Query JOINed Collection

Now that you have created the JOINed collection, you can start to query it. You should notice that in the earlier query you were only able to find records that were defined in the airports collection and joined to the coordinates collection. Now we have a collection for all airports defined in either collection and the data that is available is stored in the documents. You can issue a query now against that collection to generate the same results as the previous query.

  1. Select the Query Editor. Query Editor
  2. Paste the following query:
SELECT
    i.coordinate,
    i.LATITUDE,
    i.LONGITUDE,
    i.ORIGIN_AIRPORT_ID,
    i.DISPLAY_AIRPORT_NAME,
    i.NAME,
    i.ORIGIN_CITY_NAME
FROM
    commons.joined_airport i
where
    NAME is not null
    and coordinate is not null
ORDER BY i.ORIGIN_AIRPORT_ID
  1. Now you are returning the same result set that you were before without having to issue a JOIN. You are also retrieving fewer data rows from storage, making the query likely much faster.The speed difference may not be noticeable on a small sample data set like this, but for enterprise applications, this technique can be the difference between a query that takes seconds to one that takes a few milliseconds to complete.

Cleanup

Now that you have created your three collections and queried them you can clean up your deployment by deleting your Kinesis shards, Rockset collections, integrations and AWS IAM role and policy.

Compare and Contrast

Using streaming joins is a great way to improve query performance by moving query time compute to ingestion time. This will reduce the frequency compute has to be consumed from every time the query is run to a single time during ingestion, resulting in the overall reduction of the compute necessary to achieve the same query latency and queries per second (QPS). But, streaming joins will not work in every scenario.

When using streaming joins, users are fixing the data model to a single JOIN and denormalization strategy. This means to utilize streaming joins effectively, users need to know a lot about their data, data model and access patterns before ingesting their data. There are strategies to handle this limitation, such as implementing multiple collections: one collection with streaming joins and other collections with raw data without the JOINs. This allows ad hoc queries to go against the raw collections and known queries to go against the JOINed collection.

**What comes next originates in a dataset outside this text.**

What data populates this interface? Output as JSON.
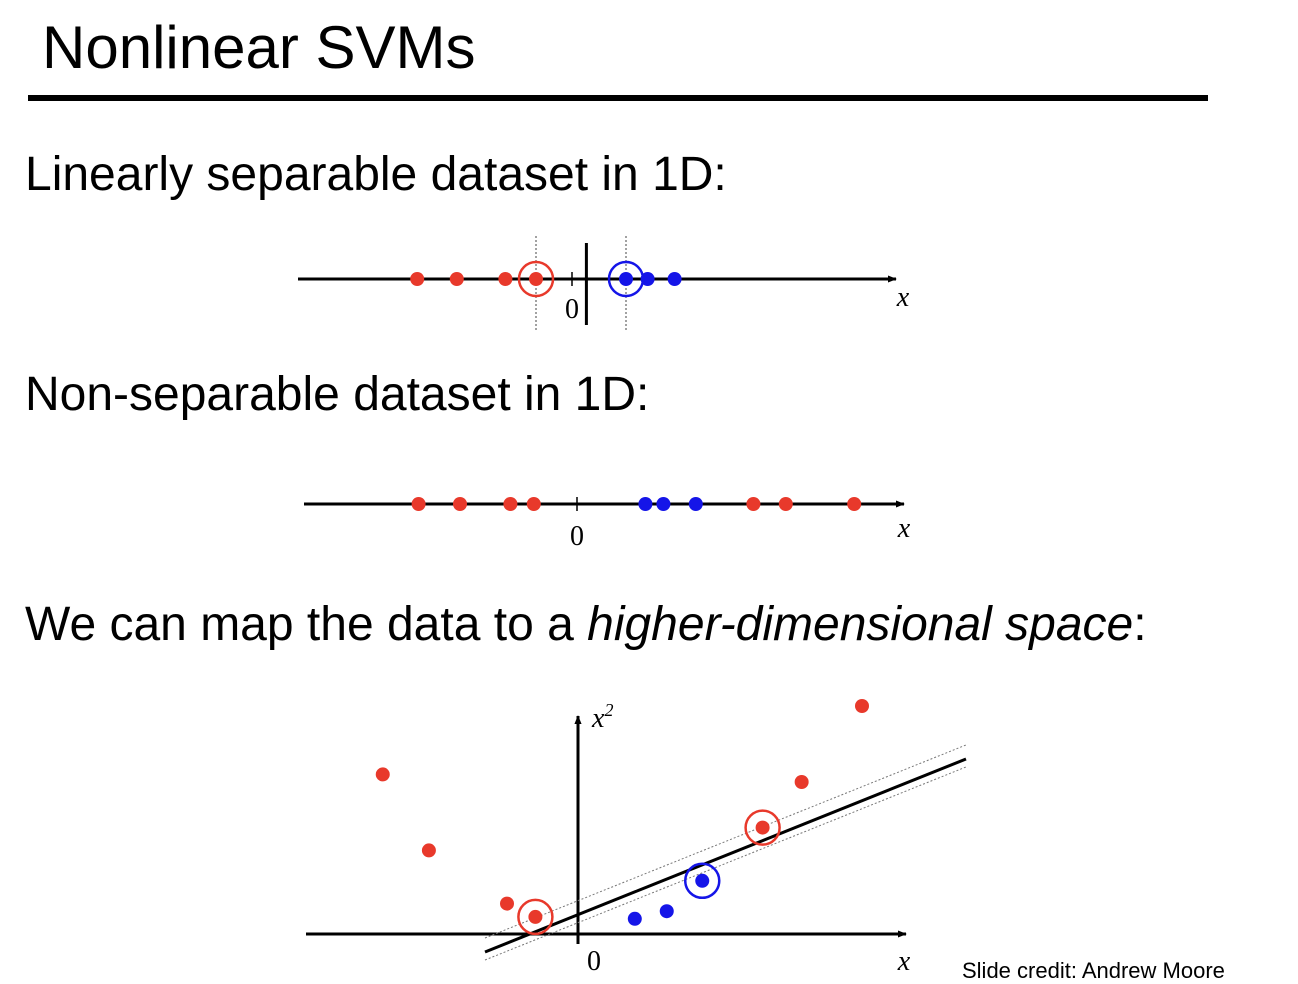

Another limitation is that the GROUP BY works to simulate an INNER JOIN. If you are doing a LEFT or RIGHT JOIN you will not be able to do a streaming join and must do your JOIN at query time.

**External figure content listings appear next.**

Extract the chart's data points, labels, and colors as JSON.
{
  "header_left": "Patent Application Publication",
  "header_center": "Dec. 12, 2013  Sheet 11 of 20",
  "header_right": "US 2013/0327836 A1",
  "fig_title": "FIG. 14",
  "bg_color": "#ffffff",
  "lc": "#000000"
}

With all rollups and aggregations, it is possible you can lose granularity of your data. Streaming joins are a special kind of aggregation that may not affect data resolution. But, if there is an impact to resolution then the aggregated collection will not have the granularity that the raw collections would have. This will make queries faster, but less specific about individual data points. Understanding these tradeoffs will help users decide when to implement streaming joins and when to stick with query time JOINs.

Wrap-up

You have created collections and queried those collections. You have practiced writing queries that use JOINs and created collections that perform a JOIN at ingestion time. You can now build out new collections to satisfy use cases with extremely small query latency requirements that you are not able to achieve using query time JOINs. This knowledge can be used to solve real-time analytics use cases. This strategy does not apply only to Kinesis, but can be applied to any data sources that support rollups in Rockset. We invite you to find other use cases where this ingestion joining strategy can be used.